The Frederick Chopin international airport of Warsaw was blanketed in fresh snow, the sky clear and sunny, the outside temperature -10 degrees. The Boeing B77… (remember drop the last numeral) kissed the piano keys ! Indeed I have yet to have anything but a smooth gentle touchdown in all my international flights! The airport was cavernously quiet on a Saturday at 11am. Being one of the first off the plane I reached immigration to face the obligatory 2 lanes: EU passports to the right everyone else left lane … in a few years time it will give me a wonderful sense of schadenfreude to think that British travellers will be forced to veer left.

Anyway I trotted along literally hundreds of metres of the mazed, roped off lane, a lone non EU citizen, to discover on arriving at the immigration hall, both lanes converged and in the end I was pissing in the wind, merging into a seething mass of Europeans!

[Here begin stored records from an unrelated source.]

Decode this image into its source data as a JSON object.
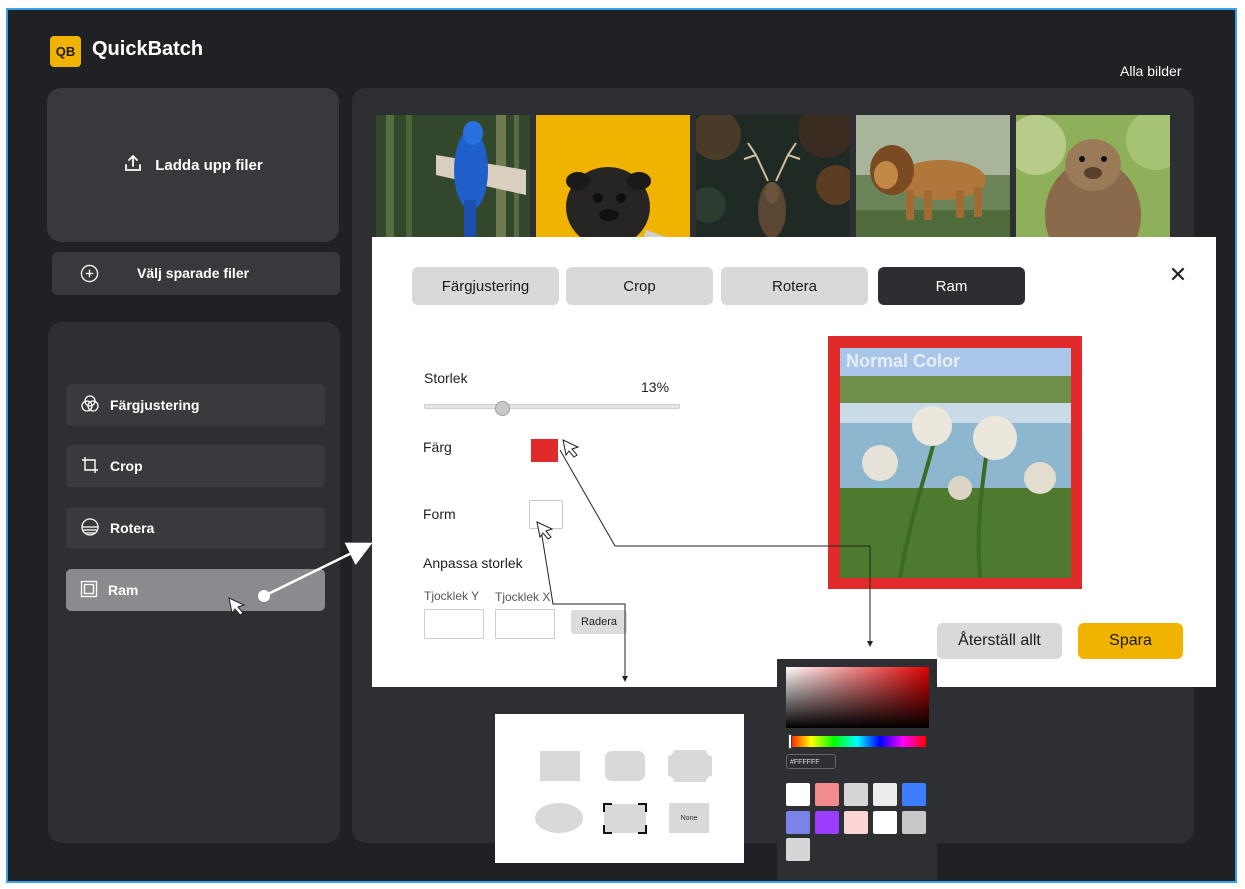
{
  "app": {
    "badge": "QB",
    "title": "QuickBatch"
  },
  "header": {
    "all_images_link": "Alla bilder"
  },
  "sidebar": {
    "upload_label": "Ladda upp filer",
    "saved_files_label": "Välj sparade filer",
    "tools": [
      {
        "label": "Färgjustering",
        "icon": "color-circles-icon"
      },
      {
        "label": "Crop",
        "icon": "crop-icon"
      },
      {
        "label": "Rotera",
        "icon": "rotate-icon"
      },
      {
        "label": "Ram",
        "icon": "frame-icon",
        "active": true
      }
    ]
  },
  "gallery": {
    "thumbnails": [
      {
        "subject": "blue parrot"
      },
      {
        "subject": "pug on yellow"
      },
      {
        "subject": "deer in forest"
      },
      {
        "subject": "walking lion"
      },
      {
        "subject": "marmot"
      }
    ]
  },
  "modal": {
    "tabs": [
      "Färgjustering",
      "Crop",
      "Rotera",
      "Ram"
    ],
    "active_tab": "Ram",
    "size_label": "Storlek",
    "size_value": "13%",
    "size_fraction": 0.13,
    "color_label": "Färg",
    "border_color": "#e02b2b",
    "form_label": "Form",
    "custom_size_label": "Anpassa storlek",
    "thickness_y_label": "Tjocklek Y",
    "thickness_x_label": "Tjocklek X",
    "delete_button": "Radera",
    "preview_caption": "Normal Color",
    "reset_button": "Återställ allt",
    "save_button": "Spara"
  },
  "shape_popup": {
    "none_label": "None"
  },
  "color_picker": {
    "hex_value": "#FFFFFF",
    "swatches": [
      "#ffffff",
      "#f28b8b",
      "#d6d6d6",
      "#ececec",
      "#3d7bff",
      "#7b83e6",
      "#9b3dff",
      "#fbd5d5",
      "#ffffff",
      "#c8c8c8",
      "#d6d6d6"
    ]
  },
  "colors": {
    "accent": "#f0b400",
    "background": "#202125",
    "panel": "#2e2f33"
  }
}
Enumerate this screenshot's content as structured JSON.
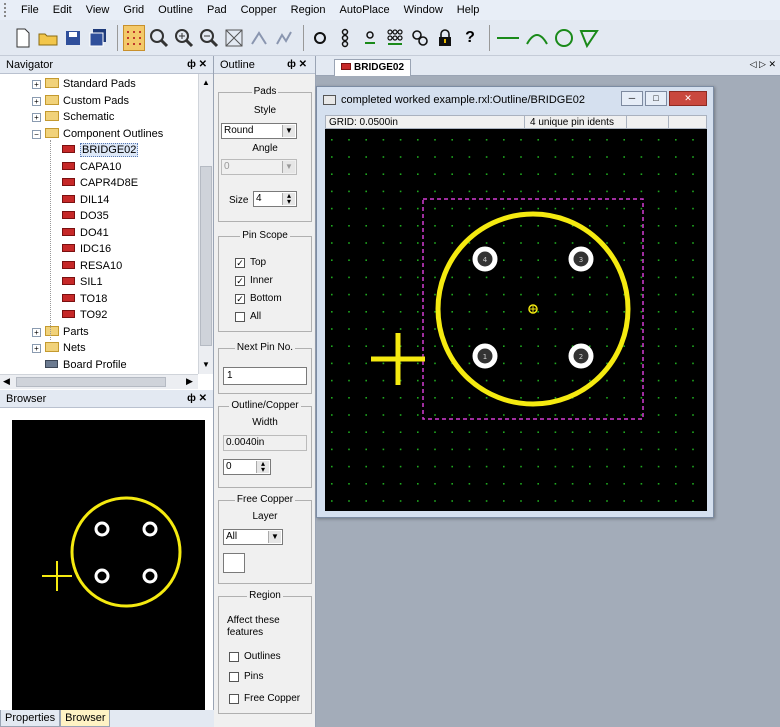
{
  "menu": [
    "File",
    "Edit",
    "View",
    "Grid",
    "Outline",
    "Pad",
    "Copper",
    "Region",
    "AutoPlace",
    "Window",
    "Help"
  ],
  "toolbar": {
    "icons": [
      "new-file-icon",
      "open-folder-icon",
      "save-icon",
      "save-all-icon",
      "grid-toggle-icon",
      "select-mode-icon",
      "zoom-in-icon",
      "zoom-out-icon",
      "zoom-fit-icon",
      "undo-icon",
      "redo-icon",
      "pad-icon",
      "pad-column-icon",
      "pad-row-icon",
      "pad-array-icon",
      "net-icon",
      "lock-icon",
      "help-icon",
      "line-icon",
      "arc-icon",
      "circle-icon",
      "polygon-icon"
    ],
    "help_label": "?"
  },
  "navigator": {
    "title": "Navigator",
    "controls": "ф ✕",
    "items": [
      {
        "label": "Standard Pads",
        "kind": "folder",
        "level": 1,
        "expander": "⊞"
      },
      {
        "label": "Custom Pads",
        "kind": "folder",
        "level": 1,
        "expander": "⊞"
      },
      {
        "label": "Schematic",
        "kind": "folder",
        "level": 1,
        "expander": "⊞"
      },
      {
        "label": "Component Outlines",
        "kind": "folder",
        "level": 1,
        "expander": "⊟"
      },
      {
        "label": "BRIDGE02",
        "kind": "component",
        "level": 2,
        "selected": true
      },
      {
        "label": "CAPA10",
        "kind": "component",
        "level": 2
      },
      {
        "label": "CAPR4D8E",
        "kind": "component",
        "level": 2
      },
      {
        "label": "DIL14",
        "kind": "component",
        "level": 2
      },
      {
        "label": "DO35",
        "kind": "component",
        "level": 2
      },
      {
        "label": "DO41",
        "kind": "component",
        "level": 2
      },
      {
        "label": "IDC16",
        "kind": "component",
        "level": 2
      },
      {
        "label": "RESA10",
        "kind": "component",
        "level": 2
      },
      {
        "label": "SIL1",
        "kind": "component",
        "level": 2
      },
      {
        "label": "TO18",
        "kind": "component",
        "level": 2
      },
      {
        "label": "TO92",
        "kind": "component",
        "level": 2
      },
      {
        "label": "Parts",
        "kind": "folder",
        "level": 1,
        "expander": "⊞"
      },
      {
        "label": "Nets",
        "kind": "folder",
        "level": 1,
        "expander": "⊞"
      },
      {
        "label": "Board Profile",
        "kind": "board",
        "level": 1
      }
    ]
  },
  "browser": {
    "title": "Browser",
    "controls": "ф ✕"
  },
  "bottom_tabs": [
    "Properties",
    "Browser"
  ],
  "outline_panel": {
    "title": "Outline",
    "controls": "ф ✕",
    "pads": {
      "group": "Pads",
      "style_label": "Style",
      "style_value": "Round",
      "angle_label": "Angle",
      "angle_value": "0",
      "size_label": "Size",
      "size_value": "4"
    },
    "pin_scope": {
      "group": "Pin Scope",
      "top": "Top",
      "inner": "Inner",
      "bottom": "Bottom",
      "all": "All",
      "checks": {
        "top": true,
        "inner": true,
        "bottom": true,
        "all": false
      }
    },
    "next_pin": {
      "group": "Next Pin No.",
      "value": "1"
    },
    "outline_copper": {
      "group": "Outline/Copper",
      "width_label": "Width",
      "width_value": "0.0040in",
      "spin_value": "0"
    },
    "free_copper": {
      "group": "Free Copper",
      "layer_label": "Layer",
      "layer_value": "All"
    },
    "region": {
      "group": "Region",
      "desc": "Affect these features",
      "outlines": "Outlines",
      "pins": "Pins",
      "free_copper": "Free Copper"
    }
  },
  "document": {
    "tab_label": "BRIDGE02",
    "tab_nav": "◁ ▷ ✕",
    "window_title": "completed worked example.rxl:Outline/BRIDGE02",
    "grid_text": "GRID:  0.0500in",
    "pin_idents": "4 unique pin idents",
    "pins": [
      "1",
      "2",
      "3",
      "4"
    ]
  },
  "colors": {
    "outline": "#f5ea10",
    "grid_dot": "#1fa81f",
    "bbox": "#d23cd2",
    "pad": "#ffffff",
    "canvas": "#000000",
    "selection": "#2f6fc9"
  }
}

Emirates managed to successfully book my luggage straight through to Warsaw, unlike Qatar last year who managed to lose my luggage once it left Adelaide and who achieved the unenviable feat of doing the same thing for Vivienne on a later flight!

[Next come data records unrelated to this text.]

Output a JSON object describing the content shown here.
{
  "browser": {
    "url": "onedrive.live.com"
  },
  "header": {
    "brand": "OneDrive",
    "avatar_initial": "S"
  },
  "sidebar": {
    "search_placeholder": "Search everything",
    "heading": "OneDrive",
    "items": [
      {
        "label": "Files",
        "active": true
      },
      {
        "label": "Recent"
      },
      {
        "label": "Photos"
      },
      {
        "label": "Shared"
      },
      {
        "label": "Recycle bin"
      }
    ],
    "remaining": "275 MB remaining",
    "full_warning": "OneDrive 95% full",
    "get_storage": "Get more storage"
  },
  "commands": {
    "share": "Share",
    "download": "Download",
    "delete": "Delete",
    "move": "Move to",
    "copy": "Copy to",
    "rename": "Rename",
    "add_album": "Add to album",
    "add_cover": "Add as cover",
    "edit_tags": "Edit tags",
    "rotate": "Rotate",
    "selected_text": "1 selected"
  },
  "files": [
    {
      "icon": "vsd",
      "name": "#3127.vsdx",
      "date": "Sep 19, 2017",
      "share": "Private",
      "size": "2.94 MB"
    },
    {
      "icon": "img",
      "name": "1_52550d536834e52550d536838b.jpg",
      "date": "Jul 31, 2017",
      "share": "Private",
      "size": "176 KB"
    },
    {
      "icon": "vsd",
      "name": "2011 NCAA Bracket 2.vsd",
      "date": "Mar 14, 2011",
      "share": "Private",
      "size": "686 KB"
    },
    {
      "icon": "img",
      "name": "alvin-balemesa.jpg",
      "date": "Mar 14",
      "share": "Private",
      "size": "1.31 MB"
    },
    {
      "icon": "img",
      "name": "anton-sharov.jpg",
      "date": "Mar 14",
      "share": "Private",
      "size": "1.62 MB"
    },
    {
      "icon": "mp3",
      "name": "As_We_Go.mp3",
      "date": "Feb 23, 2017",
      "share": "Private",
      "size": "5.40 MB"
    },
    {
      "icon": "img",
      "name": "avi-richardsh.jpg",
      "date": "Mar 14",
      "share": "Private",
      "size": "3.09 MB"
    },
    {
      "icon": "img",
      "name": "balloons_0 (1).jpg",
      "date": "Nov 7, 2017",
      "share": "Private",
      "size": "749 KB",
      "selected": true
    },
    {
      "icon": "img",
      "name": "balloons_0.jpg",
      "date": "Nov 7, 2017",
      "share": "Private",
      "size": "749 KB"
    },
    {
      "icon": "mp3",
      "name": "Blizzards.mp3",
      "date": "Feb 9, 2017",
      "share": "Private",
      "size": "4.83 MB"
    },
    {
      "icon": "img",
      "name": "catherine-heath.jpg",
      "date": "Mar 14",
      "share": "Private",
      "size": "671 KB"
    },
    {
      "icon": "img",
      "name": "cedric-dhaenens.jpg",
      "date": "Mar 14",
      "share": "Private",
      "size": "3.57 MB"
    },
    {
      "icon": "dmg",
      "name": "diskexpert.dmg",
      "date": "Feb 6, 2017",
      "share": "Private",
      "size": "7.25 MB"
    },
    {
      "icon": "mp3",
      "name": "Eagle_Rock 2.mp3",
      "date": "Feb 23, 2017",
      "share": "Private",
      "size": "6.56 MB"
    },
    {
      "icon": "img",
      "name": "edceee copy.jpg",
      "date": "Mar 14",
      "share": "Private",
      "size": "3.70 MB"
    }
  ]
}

I was met at the arrival hall by a willowy blond baby faced polish lad who escorted me to a shiny black BMW.. it was huge and all I remember when I enquired, was that it was a “7.. XX “ in other words, as with Boeing aircraft, it was a BMW 7… something! I explained that in underdeveloped Australia we were still at “BMW 3 …” something.

So efficient was the whole process that my blond Pole had me disembarking outside the Warsaw Central station by 12:15, an hour to the minute from touchdown, the train to Gdańsk leaving at 14:20.

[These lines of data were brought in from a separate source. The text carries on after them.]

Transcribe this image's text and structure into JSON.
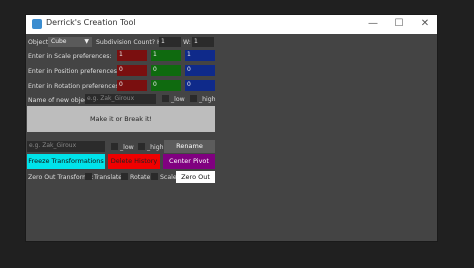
{
  "window": {
    "title": "Derrick's Creation Tool"
  },
  "titlebar_buttons": [
    "—",
    "☐",
    "✕"
  ],
  "object": {
    "label": "Object",
    "value": "Cube"
  },
  "subdivision": {
    "label": "Subdivision Count? H:",
    "h": "1",
    "w_label": "W:",
    "w": "1"
  },
  "scale": {
    "label": "Enter in Scale preferences:",
    "values": [
      "1",
      "1",
      "1"
    ]
  },
  "position": {
    "label": "Enter in Position preferences:",
    "values": [
      "0",
      "0",
      "0"
    ]
  },
  "rotation": {
    "label": "Enter in Rotation preferences:",
    "values": [
      "0",
      "0",
      "0"
    ]
  },
  "colors": {
    "red": "#7a0f0f",
    "green": "#0f6a0f",
    "blue": "#0f2a8a"
  },
  "name": {
    "label": "Name of new object:",
    "placeholder": "e.g. Zak_Giroux",
    "low": "_low",
    "high": "_high"
  },
  "make_button": "Make it or Break it!",
  "rename": {
    "placeholder": "e.g. Zak_Giroux",
    "low": "_low",
    "high": "_high",
    "button": "Rename"
  },
  "actions": {
    "freeze": "Freeze Transformations",
    "delete": "Delete History",
    "center": "Center Pivot"
  },
  "zero": {
    "label": "Zero Out Transforms:",
    "translate": "Translate",
    "rotate": "Rotate",
    "scale": "Scale",
    "button": "Zero Out"
  }
}
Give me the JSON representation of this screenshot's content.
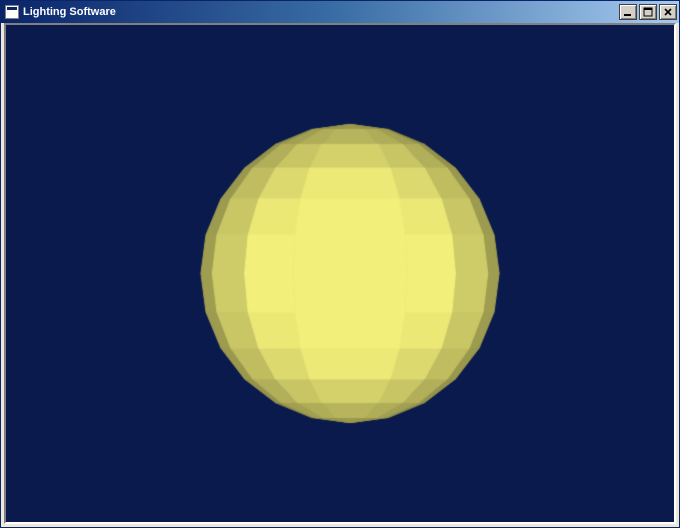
{
  "window": {
    "title": "Lighting Software"
  },
  "titlebar": {
    "minimize_tooltip": "Minimize",
    "maximize_tooltip": "Maximize",
    "close_tooltip": "Close"
  },
  "scene": {
    "background_color": "#0a1a4d",
    "object": "sphere",
    "sphere_segments_lat": 12,
    "sphere_segments_lon": 16,
    "sphere_color": "#f2ef7a",
    "light_direction": [
      0.0,
      0.0,
      1.0
    ],
    "ambient": 0.55,
    "diffuse": 0.55,
    "flat_shading": true
  }
}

I had a prepaid Eurorail pass , indeed costing some 400 euro for the month and several sectors, at least I assumed so. Presenting my voucher at the ticket window proved to be an exercise in futility. The man gave the distinct impression that in 48 years of exemplary service to the Polish Railway, the ticket I had presented was an an utterly new experience. It could have been a pawn shop ticket , a laundry list or a counterfeit Russian 1000 rouble note. -I think he favoured the latter having held it up to the light and turned it over several times. He disdainfully pushed it back through the window and indicated The service desk, uttering the word “English”. Eventually I was able to deduce that the counterfeit 1000 rouble note, was in fact just the seat reservation, not the actual ticket and furthermore because I was booked onto the Polish equivalent of a Japanese bullet train, there was a surcharge of 43 polish Monopoly money which I had to pay immediately lest I be downgraded to the local mail train. It has been all sorted, I have paid the excess and now sit in the Polish bullet train, 2 hours from Gdańsk and 28 hours from Adelaide.